I’m a big fan of Chicago photographer Paul Octavious and his creations, but this latest one The Cloud Collector in his Puffin Clouds series on Flickr? Wonderful. Just wonderful. If you like it, you should buy it. Your walls are lonely.

Wisdom is knowing what to do next, skill is knowing how to do it, and virtue is doing it.
—David Starr

You should probably listen to Esperanza Spalding more than you do.

The motto for every missionary, whether preacher, printer, or schoolmaster, ought to be ‘Devoted for Life.’
Adoniram Judson

As Whiskerino 2009 winds down with 12ish days of beard growing, photo showing online community remaining, I can’t help thinking, “wow, I didn’t really participate fully this year, other than the obvious gigantic hair on my face.” It’s amazing what marriage, a high-capacity-demanding job you love, and just plain life in general will do to eat all the time you used to have for such things. Onward and upward. Life is better now.

It’s not where you take things from—it’s where you take them to.
Jean-Luc Godard

But we don’t stop [at simply being disappointed]…we need to express it. Vent it. Hiss it and spit it and hurl it like fistfuls of mental manure at the great wall of hey, screw you.
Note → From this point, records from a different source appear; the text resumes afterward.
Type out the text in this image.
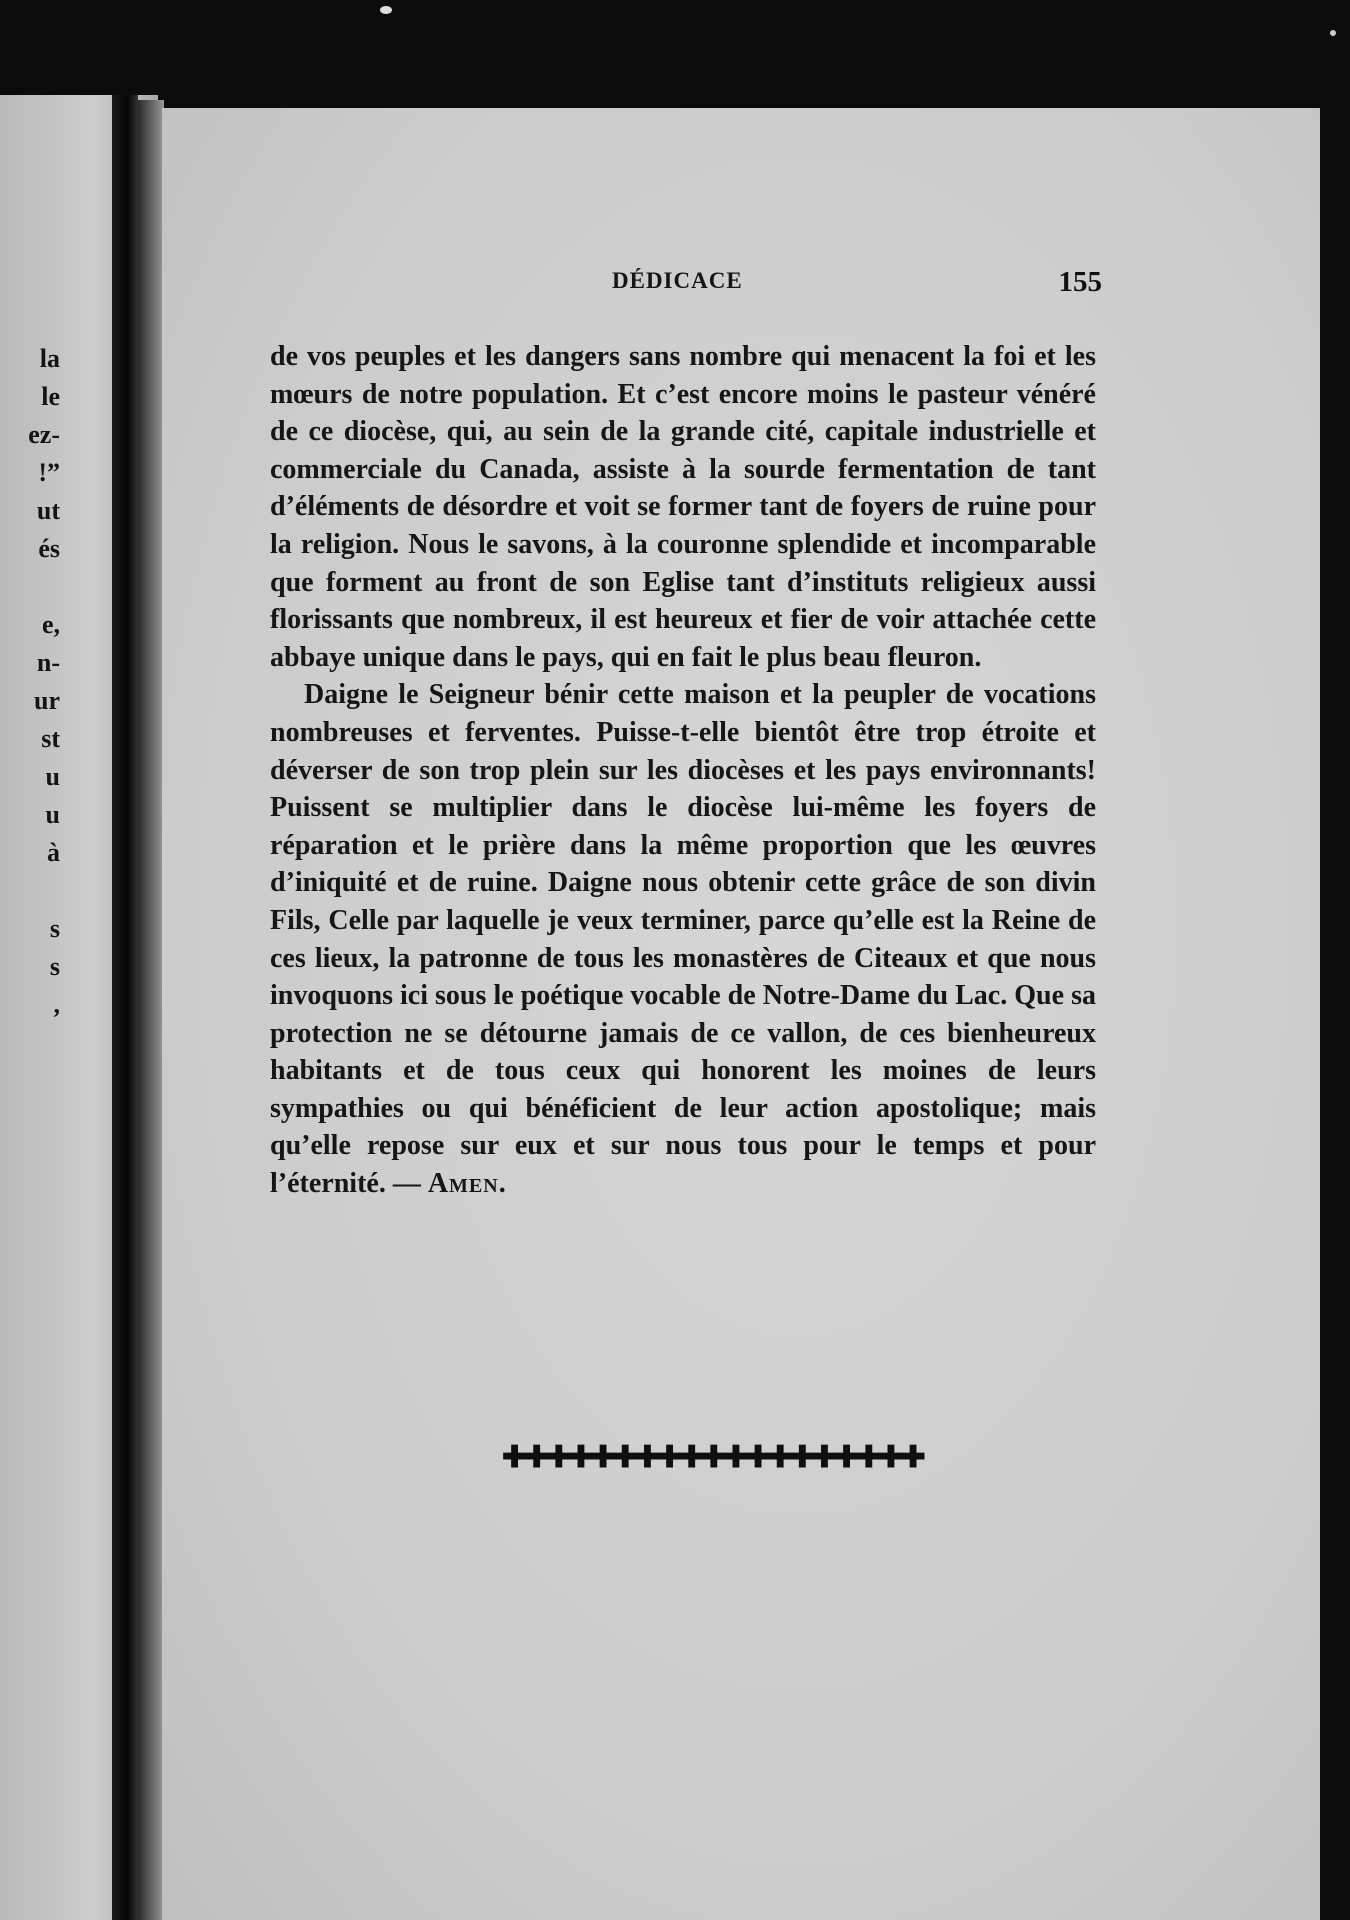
la
le
ez-
!”
ut
és

e,
n-
ur
st
u
u
à

s
s
,
DÉDICACE	155

de vos peuples et les dangers sans nombre qui menacent la foi et les mœurs de notre population. Et c’est encore moins le pasteur vénéré de ce diocèse, qui, au sein de la grande cité, capitale industrielle et commerciale du Canada, assiste à la sourde fermentation de tant d’éléments de désordre et voit se former tant de foyers de ruine pour la religion. Nous le savons, à la couronne splendide et incomparable que forment au front de son Eglise tant d’instituts religieux aussi florissants que nombreux, il est heureux et fier de voir attachée cette abbaye unique dans le pays, qui en fait le plus beau fleuron.

Daigne le Seigneur bénir cette maison et la peupler de vocations nombreuses et ferventes. Puisse-t-elle bientôt être trop étroite et déverser de son trop plein sur les diocèses et les pays environnants! Puissent se multiplier dans le diocèse lui-même les foyers de réparation et le prière dans la même proportion que les œuvres d’iniquité et de ruine. Daigne nous obtenir cette grâce de son divin Fils, Celle par laquelle je veux terminer, parce qu’elle est la Reine de ces lieux, la patronne de tous les monastères de Citeaux et que nous invoquons ici sous le poétique vocable de Notre-Dame du Lac. Que sa protection ne se détourne jamais de ce vallon, de ces bienheureux habitants et de tous ceux qui honorent les moines de leurs sympathies ou qui bénéficient de leur action apostolique; mais qu’elle repose sur eux et sur nous tous pour le temps et pour l’éternité. — Amen.

✚✚✚✚✚✚✚✚✚✚✚✚✚✚✚✚✚✚✚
You have but to take a peek in the comments section below…any column, any article on this or any news site whatsoever, to see just how mean and nasty we have become. It does not matter what the piece might be about. Obama’s speech. High speed rail. Popular dog breeds. Your grandmother’s cookies. [It] will be so crammed with bile and bickering, accusation and pule, hatred and sneer you can’t help but feel violently disappointed by the shocking lack of basic human kindness and respect, much less a sense of positivism or perspective.
—Mark Morford, Why are you so terribly disappointing?

Morford doesn’t come to any grand conclusions or offer any fixes here, but that’s one heck of a apt, well-written critique of the general state of additional commentary online. The internet has at once connected much of the world, and unearthed our latent desire to vomit all our personal opinions and loathing at anyone, or at no one.

I hate the internet. I love the internet. My name is Joshua, and I’ve just started to ignore 95% of comments on 95% of websites.

We can break the cycle of blandness. We can jam up the assembly line that spits out one dull, lookalike piece of crap after another. We can say, ‘Why not do something with artistic integrity and ideological courage?’
Tibor Kalman

File under: Been On Repeat For At Least A Month. I could listen to Joy Williams sing my grocery list and I would be happy about it.

Talent is in such short supply [that] mediocrity can be taken for brilliance rather more than genius can go undiscovered.